街で聞いた噂の一つに、何故か心ひかれた。

静の姫君と呼ばれる、とある辺境にすむ伯爵令嬢が、国の指名手配を受けていた詐欺師を捕まえた話。

よくある誇張された話だと思いながら、敢えて調査してみたのは、話に出てくるような完璧な令嬢がいるわけない、という反発からだった。


そして、調査結果に唖然とした。

完璧な淑女どころか、貴族の子女としても、おかしい行動ばかりだった。

たしかに伯爵家の財政は豊かとはいえないが、領主の娘が率先して、畑を耕し家畜を追うほど切迫したものでもない。

(まさかと思うが、趣味なのか?…謎だな)

殺伐とした日々で見つけた、ちょっとした楽しみ。

一度会ってみたいと思っていた。

だから、肖像画を手に入れて驚愕した。

艶やかに輝く栗色の髪を垂らして、控え目に微笑んでいる令嬢の菫の瞳。

結局、彼女を捨て置かなかったのは自分の為か、はたまた身に染み付いた習性か。

「…今更だな」

利にならぬものは排除する、それが残虐王のやり方なのだから。

「ジーク…」

ユージィンは普段、強い瞳に隠されているその繊細で優美な面に、疲労の色濃さをみてとり、臣下としてではなく、友人として声をかける。

「今ならまだ…」

そして、その後を続けることができなくなる。

再び開かれたオッドアイがそれを拒否したから。

ユージィーンは密かに吐息をつく。

(若いのに、色々悩みすぎなんだよね、我が敬愛する王は…)

「バイロイト伯爵は、どの程度把握していた?」

「…あの御仁は白だね。同じニオイもしなかったし、ホントに知らないんだろうな。まぁ無理もないけど」

「養女の話は?」

「それでエレイン嬢の、後宮での扱いがよくなるならいいんだと。出世欲もないんだろうね。確かに、詐欺師のカモに成りそうな人だった」

「無駄な情報はいらん」

話を急いでる主の様子にピンと来て、ユージィーンはニヤリと笑う。

「さてはお前、アランに黙って出てきたな?」

「…途中から見なくなっただけだ」

それでも自覚があるのか、罰が悪そうにあさっての方向をみるジークに、ユージィーンは堪えきれず吹き出す。

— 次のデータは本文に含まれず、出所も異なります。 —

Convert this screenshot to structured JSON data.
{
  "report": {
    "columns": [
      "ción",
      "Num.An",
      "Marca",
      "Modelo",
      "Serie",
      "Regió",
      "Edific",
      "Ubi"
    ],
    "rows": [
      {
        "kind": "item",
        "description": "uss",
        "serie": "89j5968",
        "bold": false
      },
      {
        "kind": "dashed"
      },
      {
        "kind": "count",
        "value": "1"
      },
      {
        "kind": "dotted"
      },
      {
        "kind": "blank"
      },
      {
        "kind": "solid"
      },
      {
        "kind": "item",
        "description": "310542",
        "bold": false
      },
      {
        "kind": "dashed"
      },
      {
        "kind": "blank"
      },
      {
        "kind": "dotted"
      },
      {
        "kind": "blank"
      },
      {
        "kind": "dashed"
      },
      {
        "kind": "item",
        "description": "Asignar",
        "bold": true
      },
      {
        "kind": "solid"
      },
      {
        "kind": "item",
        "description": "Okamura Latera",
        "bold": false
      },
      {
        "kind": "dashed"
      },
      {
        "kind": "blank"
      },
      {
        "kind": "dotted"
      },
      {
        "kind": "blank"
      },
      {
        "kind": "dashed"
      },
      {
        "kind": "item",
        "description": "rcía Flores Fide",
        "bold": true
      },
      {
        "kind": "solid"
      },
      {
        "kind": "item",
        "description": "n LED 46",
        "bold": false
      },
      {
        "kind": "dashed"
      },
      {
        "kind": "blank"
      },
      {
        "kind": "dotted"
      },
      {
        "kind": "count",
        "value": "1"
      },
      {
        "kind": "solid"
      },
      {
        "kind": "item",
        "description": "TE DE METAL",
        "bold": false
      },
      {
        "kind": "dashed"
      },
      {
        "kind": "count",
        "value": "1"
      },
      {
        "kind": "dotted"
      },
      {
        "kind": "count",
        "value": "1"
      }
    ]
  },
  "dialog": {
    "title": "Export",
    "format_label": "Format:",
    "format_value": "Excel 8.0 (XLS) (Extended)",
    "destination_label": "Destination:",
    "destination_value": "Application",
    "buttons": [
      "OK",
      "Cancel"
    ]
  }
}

「どこの世界に、自分の護衛を撒いてくる王様がいるんだよ!」

冷厳と評される騎士団長は、今頃半狂乱で彼を探していることだろう。

「あいつは泣くから面倒なんだ」

(全身刀傷だらけの、ヒグマのような騎士団長に吐く台詞じゃないけどね…)

それでも彼なりに気遣ってるのか、話を切り上げて早々に背を向けた主に、ユージィーンはつい、お節介をしたくなって声をかける。

「エレイン嬢には会わなくていいの?」

その言葉には反応せず、年若き主は手にしていた眼帯を嵌める。

思慮深い青い瞳は隠され、ただ血のように赤い瞳の、苛烈にして残虐と呼ばれる王の姿になる。

そしてひらりと身を翻すと、バルコニーから消えた。

(さて、これでどう動いてくるかな?)

これから彼女が引き起こすであろう諸々に、堪らなく愉快な気持ちになって、ユージィーンは明るい部屋に帰っていった。